On Fri, 28 Jan 2011 11:38:05 -0500, John H
wrote:

Toward the end of the Sunday service, the Minister asked, "How many of you have
forgiven your enemies?"

80% held up their hands.

The Minister then repeated his question. All responded this time, except one
man, an avid fisherman named Walter Barnes, who attended church only when the
weather was too bad to fish.

"Mr. Barnes, it's obviously not a good morning for boating. It's good to see
you here today. Are you not willing to forgive your enemies?"

"I don't have any," he replied gruffly.

"Mr. Barnes, that is very unusual.
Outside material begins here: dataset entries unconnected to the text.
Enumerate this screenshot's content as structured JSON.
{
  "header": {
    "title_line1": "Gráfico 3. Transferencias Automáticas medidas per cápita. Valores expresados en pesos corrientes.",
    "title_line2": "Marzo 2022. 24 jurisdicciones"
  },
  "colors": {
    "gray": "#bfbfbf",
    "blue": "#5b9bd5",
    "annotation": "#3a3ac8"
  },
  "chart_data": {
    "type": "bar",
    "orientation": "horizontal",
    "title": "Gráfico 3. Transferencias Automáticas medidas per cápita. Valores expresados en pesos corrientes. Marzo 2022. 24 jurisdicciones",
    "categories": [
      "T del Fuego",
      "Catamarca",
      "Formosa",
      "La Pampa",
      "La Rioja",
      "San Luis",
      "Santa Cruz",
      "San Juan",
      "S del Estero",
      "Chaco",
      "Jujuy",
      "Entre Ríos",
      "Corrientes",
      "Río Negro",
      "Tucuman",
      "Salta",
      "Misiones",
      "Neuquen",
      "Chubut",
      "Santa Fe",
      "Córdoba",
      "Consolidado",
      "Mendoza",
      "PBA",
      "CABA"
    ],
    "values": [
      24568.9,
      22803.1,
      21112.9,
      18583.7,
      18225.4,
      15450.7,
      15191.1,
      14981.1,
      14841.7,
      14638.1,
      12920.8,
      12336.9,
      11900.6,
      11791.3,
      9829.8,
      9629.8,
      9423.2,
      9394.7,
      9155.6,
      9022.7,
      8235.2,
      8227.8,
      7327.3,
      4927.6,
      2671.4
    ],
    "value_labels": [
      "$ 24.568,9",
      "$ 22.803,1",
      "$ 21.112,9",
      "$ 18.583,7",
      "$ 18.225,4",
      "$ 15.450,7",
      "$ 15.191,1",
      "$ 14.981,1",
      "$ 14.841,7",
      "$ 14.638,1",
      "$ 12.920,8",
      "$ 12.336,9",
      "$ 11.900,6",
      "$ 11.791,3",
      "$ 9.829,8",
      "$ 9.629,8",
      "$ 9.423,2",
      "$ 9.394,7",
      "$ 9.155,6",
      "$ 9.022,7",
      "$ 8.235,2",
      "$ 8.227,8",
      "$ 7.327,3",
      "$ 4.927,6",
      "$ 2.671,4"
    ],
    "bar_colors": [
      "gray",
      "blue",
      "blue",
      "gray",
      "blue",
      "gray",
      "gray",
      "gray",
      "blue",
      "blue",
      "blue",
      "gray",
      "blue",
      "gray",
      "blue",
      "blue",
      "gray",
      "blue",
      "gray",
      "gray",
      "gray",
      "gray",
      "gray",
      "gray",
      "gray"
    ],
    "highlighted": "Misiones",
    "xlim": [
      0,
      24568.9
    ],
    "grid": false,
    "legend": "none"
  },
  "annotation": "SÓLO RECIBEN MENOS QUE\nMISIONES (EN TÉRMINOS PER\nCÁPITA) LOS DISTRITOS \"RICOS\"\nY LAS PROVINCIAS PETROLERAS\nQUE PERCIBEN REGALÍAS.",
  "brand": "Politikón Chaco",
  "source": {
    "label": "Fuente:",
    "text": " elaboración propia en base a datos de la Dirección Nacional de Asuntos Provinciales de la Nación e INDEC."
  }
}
How old are you?"

"Ninety-eight," he replied. The congregation stood up and clapped their hands.

"Oh, Mr. Barnes, would you please come down in front and tell us all how a
person can live ninety-eight years and not have an enemy in the world?"

The old boater tottered down the aisle, stopped in front of the pulpit, turned
around, faced the congregation, and said simply, "I outlived all the sons of
bitches."

That's what I'm a gonna do.

"Red meat is not bad for you
Fuzzy green meat is bad for you."


??Golfer or Boater??


Say what?


I'll make it easy on you...

"The Minister then repeated his question. All responded this time,
except one man, an avid FISHERMAN..."

then...

"The old GOLFER tottered down the aisle, stopped in front of the
pulpit"

Harry is kicking your ass, but he has more experience...


You missed it. Go back and read the sentence again (in *this* post), and you'll
see why I said, "Say what?"

But, as you're comparing me to Harry, it may have gone over your head.